Los padres de Rubí eran sastres. Trabajaban en el taller que habían montado en una de las habitaciones de su casa. La primera vez que fui a encargarles una compostura, desde la puerta vi a Rubí sentada sobre un bulto de retazos. Pensé que era una muñeca y cuando se levantó para buscar algo me llevé tal sorpresa que estuve a punto de caer. Ya luego, cuando nos hicimos amigas y le confesé mi error de aquella tarde, ella lo tomó como algo muy gracioso.

La familia de Rubí llegó a San Antonino cuando ella era ya una niña de cinco años; linda pero muy pequeña para su edad. Siempre había sido así –dijeron sus padres. En otra ocasión nos contaron que su primo Joaquín, mucho mayor que ella, había sido su padrino de bautismo y para llevarla a la iglesia la había metido en el bolsillo de su saco, pues la bebé era diminuta.

No importaba.
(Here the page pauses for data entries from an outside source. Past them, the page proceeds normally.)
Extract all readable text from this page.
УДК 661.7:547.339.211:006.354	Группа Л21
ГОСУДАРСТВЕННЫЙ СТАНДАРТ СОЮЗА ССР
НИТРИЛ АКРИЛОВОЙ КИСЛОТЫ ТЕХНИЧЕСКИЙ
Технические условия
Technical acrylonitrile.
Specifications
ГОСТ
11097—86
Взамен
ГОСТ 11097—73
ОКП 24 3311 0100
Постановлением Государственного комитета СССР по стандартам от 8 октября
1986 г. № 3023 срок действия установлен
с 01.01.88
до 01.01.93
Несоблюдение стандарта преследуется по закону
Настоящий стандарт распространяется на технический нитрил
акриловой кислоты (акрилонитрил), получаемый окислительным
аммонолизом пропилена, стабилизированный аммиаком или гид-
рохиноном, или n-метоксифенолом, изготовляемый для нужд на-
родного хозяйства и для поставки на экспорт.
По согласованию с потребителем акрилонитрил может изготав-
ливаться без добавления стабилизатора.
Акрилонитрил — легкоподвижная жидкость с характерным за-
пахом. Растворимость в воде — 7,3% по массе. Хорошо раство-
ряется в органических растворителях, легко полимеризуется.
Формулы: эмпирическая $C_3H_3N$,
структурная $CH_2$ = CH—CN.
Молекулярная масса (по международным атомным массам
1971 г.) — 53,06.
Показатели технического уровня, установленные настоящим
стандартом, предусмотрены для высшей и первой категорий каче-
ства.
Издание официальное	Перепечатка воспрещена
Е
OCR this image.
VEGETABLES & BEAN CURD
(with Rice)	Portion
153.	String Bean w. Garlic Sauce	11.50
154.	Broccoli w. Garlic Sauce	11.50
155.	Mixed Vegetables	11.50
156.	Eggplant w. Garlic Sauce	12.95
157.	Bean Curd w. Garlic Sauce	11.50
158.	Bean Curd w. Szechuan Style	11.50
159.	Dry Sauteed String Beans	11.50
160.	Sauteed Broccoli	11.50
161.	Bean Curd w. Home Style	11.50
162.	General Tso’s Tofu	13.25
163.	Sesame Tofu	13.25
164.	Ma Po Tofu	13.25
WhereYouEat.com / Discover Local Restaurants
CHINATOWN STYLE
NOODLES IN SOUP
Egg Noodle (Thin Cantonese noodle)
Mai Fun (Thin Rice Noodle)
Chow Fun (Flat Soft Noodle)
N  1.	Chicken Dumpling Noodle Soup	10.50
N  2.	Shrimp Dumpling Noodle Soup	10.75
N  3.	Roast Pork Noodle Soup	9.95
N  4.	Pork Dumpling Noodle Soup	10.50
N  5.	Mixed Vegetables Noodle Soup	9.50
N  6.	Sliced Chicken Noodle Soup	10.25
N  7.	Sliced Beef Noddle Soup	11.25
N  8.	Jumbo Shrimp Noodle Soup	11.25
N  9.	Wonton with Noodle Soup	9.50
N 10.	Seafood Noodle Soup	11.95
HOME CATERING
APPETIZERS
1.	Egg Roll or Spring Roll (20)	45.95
Como todos los niños, ya crecería. La ley se cumplió. Rubí fue creciendo de a poquito, un centímetro más demorado que el otro, mientras que en edad iba aumentando por días, lo mismo que la curiosidad que despertaba en todos debido a su pequeño formato. Aun en San Antonino, donde la habíamos visto algunas veces, seguíamos mirándola extrañados y sin acostumbrarnos a su aspecto.

Entre los pueblos vecinos el nuestro se hizo famoso: en ningún otro había una niña tan pequeña como Rubí: 57 centímetros. De recién llegada iban a verla en procesión para sorprenderla a través de una puerta o una ventana abiertas y fotografiarla a escondidas. (Quizá por eso aborrecía las cámaras)

Llegó el momento de que Rubí fuera a la escuela. Sus padres, por temor a que la niña padeciese burlas y comentarios ofensivos, le pidieron a Marcos López, maestro jubilado, que se encargara de darle clases en la casa.

Años después, cuando mi amiga optó por irse del pueblo, me dijo que siempre había considerado errónea aquella decisión de sus padres. Al tomarla, de seguro con las mejores intenciones, la habían hecho sentir que por ser distinta a los demás era una persona débil, vulnerable, una extraña sin cabida en el mundo. En cambio, en el que acababa de elegir iba a igualarse con otros seres –también diferentes y maravillosos– capaces de dar vida al circo y alegría a las personas.

Otra razón de su partida era que deseaba independizarse de sus padres, vivir y ser tratada como adulta, afrontar riesgos, unirse a un compañero y tener una familia. ¿Acaso no tenía derecho a eso, nada más porque era una persona tan pequeña?

III

Todo ocurrió muy de prisa y de la manera más inesperada. Nadie supo qué hablaron entre ellos, el caso es que una tarde, acompañada por sus padres, Rubí se presentó ante Celedonio para decirle que aspiraba a ser miembro de su compañía. Él aceptó de mil amores: con una estrella tan especial y bella en su elenco iba a recuperar plazas y a ganarse nuevas famas. Se irían en cuanto terminara la temporada.

El tiempo se pasó volando y una mañana, sin más ni más, nos encontramos en el camino a La Ciega despidiéndonos de Rubí y arrancándole las promesas que se les arrebatan siempre a los viajeros. Su partida dejó un vacío muy grande en el pueblo.

IV

Al principio Rubí cumplió su juramento de mantenerse en comunicación. A sus padres les escribía constantemente y a nosotros nos enviaba, a lista de correos, postales de las que todos los sanantoninos éramos destinatarios. Las leíamos a coro repetidas veces, con la satisfacción de quien ve realizados los anhelos de felicidad de un ser querido.

Al cabo de unos meses, supongo que agobiados por la soledad y los recuerdos, los padres de Rubí decidieron instalarse en Teherán: pueblo de artesanos y comerciantes. Otra despedida, otro vacío. A partir de ese momento perdimos contacto con Rubí. Por fortuna, no hace mucho volví a verla en una revista de ciencia y tecnología.

En la foto aparece vestida de blanco, de pie sobre un barril, junto a un hombre que mide dos metros de estatura. Están de la mano y sonríen.

Recorté la foto y le puse un marco. Cada vez que la miro recuerdo que la primera vez que vi a Rubí pensé que era una muñeca. Espero que ella no lo haya olvidado y que mi error siga causándole gracia.